It’s Hard Out There For an Adjunct

This week’s Working Life column at the Times is about a guy named James D. Hoff, an adjunct lecturer in New York City who is struggling to make ends meet.
He is not a professor. He is an adjunct lecturer, holding an increasingly common and precarious position that offers him no job security, no health benefits and no assured pathway to full-time university employment.
Nearly 18 months after being awarded a Ph.D. in English, Mr. Hoff has yet to find a full-time job. He cobbles together a living, struggling to line up courses to teach at different colleges around the city. If he is lucky, he lands four classes a semester, a full-time workload that pays about $24,000 a year.
This semester, only three classes came through.

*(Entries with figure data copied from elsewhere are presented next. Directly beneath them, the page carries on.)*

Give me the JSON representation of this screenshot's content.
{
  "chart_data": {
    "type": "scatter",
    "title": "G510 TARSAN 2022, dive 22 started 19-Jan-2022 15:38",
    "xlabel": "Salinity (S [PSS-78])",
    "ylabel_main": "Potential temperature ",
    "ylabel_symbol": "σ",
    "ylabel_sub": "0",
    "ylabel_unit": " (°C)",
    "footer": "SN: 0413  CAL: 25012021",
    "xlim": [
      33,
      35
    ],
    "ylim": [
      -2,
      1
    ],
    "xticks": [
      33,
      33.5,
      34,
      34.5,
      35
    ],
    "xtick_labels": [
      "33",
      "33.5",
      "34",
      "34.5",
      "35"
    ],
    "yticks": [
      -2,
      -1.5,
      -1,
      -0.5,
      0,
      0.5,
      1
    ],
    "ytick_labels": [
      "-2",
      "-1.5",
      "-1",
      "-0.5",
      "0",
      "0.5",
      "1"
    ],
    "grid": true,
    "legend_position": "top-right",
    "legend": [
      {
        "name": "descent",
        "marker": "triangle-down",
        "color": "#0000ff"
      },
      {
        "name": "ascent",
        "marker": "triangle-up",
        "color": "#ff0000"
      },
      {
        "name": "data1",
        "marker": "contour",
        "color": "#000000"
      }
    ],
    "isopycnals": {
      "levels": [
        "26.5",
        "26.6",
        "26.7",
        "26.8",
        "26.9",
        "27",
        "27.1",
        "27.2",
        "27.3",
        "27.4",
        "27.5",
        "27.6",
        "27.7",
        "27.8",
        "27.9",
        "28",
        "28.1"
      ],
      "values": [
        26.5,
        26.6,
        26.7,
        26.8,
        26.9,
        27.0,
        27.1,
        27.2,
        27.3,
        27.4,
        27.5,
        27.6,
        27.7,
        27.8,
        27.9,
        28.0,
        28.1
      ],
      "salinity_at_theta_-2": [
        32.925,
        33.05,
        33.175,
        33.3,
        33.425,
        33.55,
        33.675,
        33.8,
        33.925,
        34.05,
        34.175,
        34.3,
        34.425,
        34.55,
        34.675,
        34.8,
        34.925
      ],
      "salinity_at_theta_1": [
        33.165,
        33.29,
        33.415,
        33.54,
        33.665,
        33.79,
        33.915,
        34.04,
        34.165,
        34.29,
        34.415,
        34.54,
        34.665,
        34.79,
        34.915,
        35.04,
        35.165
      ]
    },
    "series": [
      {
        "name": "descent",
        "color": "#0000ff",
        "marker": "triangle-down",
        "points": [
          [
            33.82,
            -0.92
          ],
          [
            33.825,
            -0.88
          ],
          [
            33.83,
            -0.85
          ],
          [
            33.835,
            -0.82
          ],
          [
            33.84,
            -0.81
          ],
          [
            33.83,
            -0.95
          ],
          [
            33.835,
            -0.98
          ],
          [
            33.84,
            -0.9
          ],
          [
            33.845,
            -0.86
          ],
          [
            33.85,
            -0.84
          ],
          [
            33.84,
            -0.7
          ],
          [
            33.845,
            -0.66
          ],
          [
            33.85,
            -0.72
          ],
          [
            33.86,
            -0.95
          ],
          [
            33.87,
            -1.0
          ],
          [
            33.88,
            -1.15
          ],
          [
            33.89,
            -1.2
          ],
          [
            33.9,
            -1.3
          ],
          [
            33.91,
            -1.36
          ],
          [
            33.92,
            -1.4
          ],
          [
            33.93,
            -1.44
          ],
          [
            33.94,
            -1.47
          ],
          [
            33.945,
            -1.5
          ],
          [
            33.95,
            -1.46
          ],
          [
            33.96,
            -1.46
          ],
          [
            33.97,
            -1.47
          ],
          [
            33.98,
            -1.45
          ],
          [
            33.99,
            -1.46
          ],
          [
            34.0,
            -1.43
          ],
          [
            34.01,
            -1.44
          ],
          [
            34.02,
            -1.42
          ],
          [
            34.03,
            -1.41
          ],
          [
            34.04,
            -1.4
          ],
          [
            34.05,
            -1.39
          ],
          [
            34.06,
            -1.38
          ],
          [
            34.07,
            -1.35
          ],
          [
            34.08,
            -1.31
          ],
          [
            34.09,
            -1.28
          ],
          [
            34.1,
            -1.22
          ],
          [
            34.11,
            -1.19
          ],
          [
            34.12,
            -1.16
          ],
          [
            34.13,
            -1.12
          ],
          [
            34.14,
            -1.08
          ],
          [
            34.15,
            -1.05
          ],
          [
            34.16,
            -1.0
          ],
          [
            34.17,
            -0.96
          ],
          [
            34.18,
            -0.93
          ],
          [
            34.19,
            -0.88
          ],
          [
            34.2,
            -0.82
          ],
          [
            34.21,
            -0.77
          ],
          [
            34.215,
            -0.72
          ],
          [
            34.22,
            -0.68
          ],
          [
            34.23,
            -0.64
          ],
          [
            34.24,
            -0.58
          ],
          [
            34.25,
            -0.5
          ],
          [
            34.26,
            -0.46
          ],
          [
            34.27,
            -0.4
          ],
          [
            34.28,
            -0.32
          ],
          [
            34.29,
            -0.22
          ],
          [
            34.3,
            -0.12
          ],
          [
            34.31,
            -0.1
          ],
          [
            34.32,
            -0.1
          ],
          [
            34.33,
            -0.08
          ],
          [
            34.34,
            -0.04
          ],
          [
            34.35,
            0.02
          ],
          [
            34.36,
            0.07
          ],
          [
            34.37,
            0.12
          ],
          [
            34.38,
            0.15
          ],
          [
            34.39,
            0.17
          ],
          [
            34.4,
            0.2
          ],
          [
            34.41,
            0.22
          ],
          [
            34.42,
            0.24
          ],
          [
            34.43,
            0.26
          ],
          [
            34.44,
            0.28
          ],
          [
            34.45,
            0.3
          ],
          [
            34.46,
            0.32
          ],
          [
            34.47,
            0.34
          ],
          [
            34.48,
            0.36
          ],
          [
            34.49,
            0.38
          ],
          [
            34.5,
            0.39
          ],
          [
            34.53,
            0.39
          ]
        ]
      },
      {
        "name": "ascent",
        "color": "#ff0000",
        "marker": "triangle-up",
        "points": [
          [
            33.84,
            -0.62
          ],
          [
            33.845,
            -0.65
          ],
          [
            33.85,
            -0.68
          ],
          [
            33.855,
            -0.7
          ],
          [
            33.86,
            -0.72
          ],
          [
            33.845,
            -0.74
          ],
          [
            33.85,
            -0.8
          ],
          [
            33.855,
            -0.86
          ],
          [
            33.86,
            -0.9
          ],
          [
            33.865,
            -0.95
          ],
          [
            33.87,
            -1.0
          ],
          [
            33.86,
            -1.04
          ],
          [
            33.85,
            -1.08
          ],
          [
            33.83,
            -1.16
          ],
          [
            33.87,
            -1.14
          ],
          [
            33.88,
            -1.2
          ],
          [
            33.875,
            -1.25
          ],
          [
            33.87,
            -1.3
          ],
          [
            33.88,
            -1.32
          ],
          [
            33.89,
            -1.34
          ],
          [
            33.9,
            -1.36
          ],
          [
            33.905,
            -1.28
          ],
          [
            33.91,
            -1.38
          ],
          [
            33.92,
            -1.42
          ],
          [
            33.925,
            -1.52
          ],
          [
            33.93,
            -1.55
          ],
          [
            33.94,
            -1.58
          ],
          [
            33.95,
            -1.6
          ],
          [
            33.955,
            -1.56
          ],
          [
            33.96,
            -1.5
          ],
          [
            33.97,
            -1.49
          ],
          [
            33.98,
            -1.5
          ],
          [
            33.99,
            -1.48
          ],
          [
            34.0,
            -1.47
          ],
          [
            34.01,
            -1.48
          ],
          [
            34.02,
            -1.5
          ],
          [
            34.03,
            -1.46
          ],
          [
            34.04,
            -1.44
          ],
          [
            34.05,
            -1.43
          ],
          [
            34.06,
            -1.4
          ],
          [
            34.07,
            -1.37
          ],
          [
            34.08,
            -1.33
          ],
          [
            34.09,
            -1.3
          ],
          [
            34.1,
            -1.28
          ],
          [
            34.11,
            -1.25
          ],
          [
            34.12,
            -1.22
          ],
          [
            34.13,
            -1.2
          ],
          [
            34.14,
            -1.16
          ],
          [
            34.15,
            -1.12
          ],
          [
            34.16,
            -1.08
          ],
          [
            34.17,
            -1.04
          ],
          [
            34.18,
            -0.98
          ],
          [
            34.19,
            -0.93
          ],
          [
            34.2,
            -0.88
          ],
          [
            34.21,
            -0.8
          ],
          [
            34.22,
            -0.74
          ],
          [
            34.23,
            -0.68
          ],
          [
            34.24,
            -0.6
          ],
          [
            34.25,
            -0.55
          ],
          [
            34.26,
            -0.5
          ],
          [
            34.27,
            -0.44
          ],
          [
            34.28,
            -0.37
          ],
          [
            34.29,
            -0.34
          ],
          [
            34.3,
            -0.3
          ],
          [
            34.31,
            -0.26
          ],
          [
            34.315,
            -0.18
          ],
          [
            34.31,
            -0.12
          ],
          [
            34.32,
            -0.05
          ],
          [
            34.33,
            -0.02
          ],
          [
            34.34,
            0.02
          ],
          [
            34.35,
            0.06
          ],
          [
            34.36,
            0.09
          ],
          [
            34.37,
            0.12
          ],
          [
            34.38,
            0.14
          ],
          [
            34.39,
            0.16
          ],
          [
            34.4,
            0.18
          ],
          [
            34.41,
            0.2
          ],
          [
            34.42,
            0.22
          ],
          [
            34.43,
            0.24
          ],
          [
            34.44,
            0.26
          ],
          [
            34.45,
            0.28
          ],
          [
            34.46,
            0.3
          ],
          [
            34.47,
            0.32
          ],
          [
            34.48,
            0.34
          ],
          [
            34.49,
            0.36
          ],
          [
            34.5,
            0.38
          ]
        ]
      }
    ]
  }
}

“Scared,” Mr. Hoff said, describing his emotions when he learned he would have a $3,000 hole in his budget. He is 42 years old, with a wife, a toddler and mounting credit card debt.
Admittedly, academics are not the first people on my list of people to feel sorry for, but things are looking bleaker and bleaker for them by the year. The rise of non-tenured faculty members, many of whom are adjuncts, is up to 70% nationwide, which means a whole lot of very educated people working for no benefits, and with no job security and no path to full-time employment.
As the Times mentions, many people think of ‘adjuncts’ as the grad students who teach undergrad classes while they earn their Ph.D, but that’s just not reality anymore.